A parábola do “semeador” é muito precisa. Austeramente, Jesus descreve o que acontece com a semente, partindo das experiências normais da agricultura de seu tempo, de maneira que todos os ouvintes podiam entendê-lo.

Pois bem, quando a Palavra é escutada ela nos desafia, pois ela fala de nós, do que somos e fazemos. Ela é pura transparência; chamado à nossa própria identidade e criatividade.

Toda parábola vem iluminar e inspirar nosso modo de seguir e de nos identificar com Jesus; não é uma simples adesão à pessoa de Jesus, mas um enraizamento na vida d’Ele, buscando ali a seiva que vai dar novo sentido à nossa existência.

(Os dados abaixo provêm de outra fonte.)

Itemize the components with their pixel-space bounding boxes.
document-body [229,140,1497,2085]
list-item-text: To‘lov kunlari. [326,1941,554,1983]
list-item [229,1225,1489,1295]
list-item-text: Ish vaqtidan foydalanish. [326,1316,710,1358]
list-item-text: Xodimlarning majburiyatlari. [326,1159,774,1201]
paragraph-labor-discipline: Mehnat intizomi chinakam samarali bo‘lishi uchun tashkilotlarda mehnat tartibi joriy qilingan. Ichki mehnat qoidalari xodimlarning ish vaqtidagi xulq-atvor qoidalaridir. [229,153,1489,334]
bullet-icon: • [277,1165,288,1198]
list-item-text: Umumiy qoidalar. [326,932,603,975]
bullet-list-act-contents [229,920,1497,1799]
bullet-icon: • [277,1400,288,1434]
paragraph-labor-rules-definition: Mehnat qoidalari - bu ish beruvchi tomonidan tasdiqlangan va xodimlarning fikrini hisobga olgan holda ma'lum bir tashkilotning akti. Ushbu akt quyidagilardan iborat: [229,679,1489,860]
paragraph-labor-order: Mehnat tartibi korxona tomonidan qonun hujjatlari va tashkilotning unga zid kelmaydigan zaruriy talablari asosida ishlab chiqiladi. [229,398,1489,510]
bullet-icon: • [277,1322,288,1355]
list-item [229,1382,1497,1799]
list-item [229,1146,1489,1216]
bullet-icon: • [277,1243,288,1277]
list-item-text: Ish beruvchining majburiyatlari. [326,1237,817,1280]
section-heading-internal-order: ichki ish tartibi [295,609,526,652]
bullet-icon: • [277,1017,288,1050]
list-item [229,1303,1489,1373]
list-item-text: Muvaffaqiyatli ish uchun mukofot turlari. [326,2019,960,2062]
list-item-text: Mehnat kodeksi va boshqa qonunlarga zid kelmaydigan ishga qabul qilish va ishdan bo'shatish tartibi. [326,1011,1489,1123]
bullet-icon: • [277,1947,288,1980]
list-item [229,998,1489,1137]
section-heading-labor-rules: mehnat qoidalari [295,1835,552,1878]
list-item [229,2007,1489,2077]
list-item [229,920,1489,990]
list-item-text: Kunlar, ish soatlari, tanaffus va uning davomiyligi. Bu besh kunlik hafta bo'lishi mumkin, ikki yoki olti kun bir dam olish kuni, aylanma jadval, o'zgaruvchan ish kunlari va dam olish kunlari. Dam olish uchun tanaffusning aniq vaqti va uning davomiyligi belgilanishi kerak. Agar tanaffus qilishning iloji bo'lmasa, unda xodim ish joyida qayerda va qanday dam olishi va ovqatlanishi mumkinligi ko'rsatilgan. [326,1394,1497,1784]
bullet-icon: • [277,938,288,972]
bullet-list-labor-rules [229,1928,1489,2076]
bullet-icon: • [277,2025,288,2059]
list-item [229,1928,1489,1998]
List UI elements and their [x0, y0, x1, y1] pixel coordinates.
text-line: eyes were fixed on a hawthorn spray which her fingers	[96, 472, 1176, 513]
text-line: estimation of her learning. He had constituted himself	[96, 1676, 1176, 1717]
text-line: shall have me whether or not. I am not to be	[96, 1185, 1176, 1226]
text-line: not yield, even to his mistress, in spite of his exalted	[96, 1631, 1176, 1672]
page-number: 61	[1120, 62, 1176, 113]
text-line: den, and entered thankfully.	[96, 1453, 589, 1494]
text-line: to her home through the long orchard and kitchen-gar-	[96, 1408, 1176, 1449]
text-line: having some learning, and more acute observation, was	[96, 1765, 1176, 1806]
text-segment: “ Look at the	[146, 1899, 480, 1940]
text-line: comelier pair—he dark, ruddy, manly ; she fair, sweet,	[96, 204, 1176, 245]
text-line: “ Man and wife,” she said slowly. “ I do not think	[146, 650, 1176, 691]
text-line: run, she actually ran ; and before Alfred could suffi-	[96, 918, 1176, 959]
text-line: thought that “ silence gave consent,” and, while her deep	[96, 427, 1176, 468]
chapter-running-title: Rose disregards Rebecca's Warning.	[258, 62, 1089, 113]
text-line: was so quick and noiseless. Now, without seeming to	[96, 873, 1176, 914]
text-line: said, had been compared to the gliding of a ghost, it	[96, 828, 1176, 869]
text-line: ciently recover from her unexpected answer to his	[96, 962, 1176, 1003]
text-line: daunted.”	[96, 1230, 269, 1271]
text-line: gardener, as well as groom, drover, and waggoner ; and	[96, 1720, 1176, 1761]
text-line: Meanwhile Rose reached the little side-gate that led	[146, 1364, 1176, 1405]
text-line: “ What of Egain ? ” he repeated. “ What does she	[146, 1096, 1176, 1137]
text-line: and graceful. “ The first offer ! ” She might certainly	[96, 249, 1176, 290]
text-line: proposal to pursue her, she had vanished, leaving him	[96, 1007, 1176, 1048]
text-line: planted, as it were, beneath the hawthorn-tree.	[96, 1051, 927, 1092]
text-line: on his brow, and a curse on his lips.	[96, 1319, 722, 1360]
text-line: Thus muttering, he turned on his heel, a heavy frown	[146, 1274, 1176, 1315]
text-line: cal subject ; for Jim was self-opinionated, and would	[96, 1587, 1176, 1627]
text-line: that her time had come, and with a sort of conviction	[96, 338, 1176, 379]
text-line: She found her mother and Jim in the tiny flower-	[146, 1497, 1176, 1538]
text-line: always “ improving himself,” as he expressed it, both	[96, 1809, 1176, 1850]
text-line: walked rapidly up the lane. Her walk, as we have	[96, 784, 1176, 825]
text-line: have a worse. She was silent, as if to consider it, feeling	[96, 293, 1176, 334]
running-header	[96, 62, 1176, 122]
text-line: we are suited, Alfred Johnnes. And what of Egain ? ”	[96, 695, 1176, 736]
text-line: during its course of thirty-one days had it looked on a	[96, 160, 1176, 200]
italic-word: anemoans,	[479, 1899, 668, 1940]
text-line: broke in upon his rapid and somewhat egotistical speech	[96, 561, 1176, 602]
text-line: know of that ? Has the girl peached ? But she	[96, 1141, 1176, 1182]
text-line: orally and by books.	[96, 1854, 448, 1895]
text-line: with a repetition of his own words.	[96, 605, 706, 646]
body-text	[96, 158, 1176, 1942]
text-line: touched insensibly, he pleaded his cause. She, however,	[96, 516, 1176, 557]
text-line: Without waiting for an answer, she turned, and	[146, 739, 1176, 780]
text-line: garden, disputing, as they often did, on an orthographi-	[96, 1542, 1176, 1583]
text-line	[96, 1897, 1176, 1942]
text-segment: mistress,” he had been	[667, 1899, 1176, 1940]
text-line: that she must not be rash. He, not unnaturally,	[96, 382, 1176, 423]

Radicalidade (e não radicalismo) é a forma de seguir a Jesus. Radicalidade amável e expansiva, pois quem chega às raízes se enraíza na natureza humana de todos.

Sem raízes ninguém fica de pé. Quando o ser humano perde suas raízes, ele se atrofia e seca.

A vida cristã nos pede “ordenas os afetos” que marginalizam ou oprimem. Para dizer “sim” ao seguimento de Jesus e enraizar-nos em uma realidade consistente (sua palavra e vida) é preciso dizer “não” àquelas outras realidades que rompem a comunhão.

Quem não vive em profundidade fica nas ilusões e quimeras que envenenam a existência.

Amemos a terra na qual estamos semeados como Jesus amou o seu povo. Ter nossas raízes fincadas na história, na realidade do próprio Deus. Compartilhamos a mesma água e o mesmo húmus. Vida nova, que cresce a partir de dentro e a partir de baixo, a partir do oculto.

Algumas vezes o enraizamento supõe estar presente naquelas realidades das quais muitos fogem, e se afastam.

Quem vive em profundidade não tem medo dos contratempos.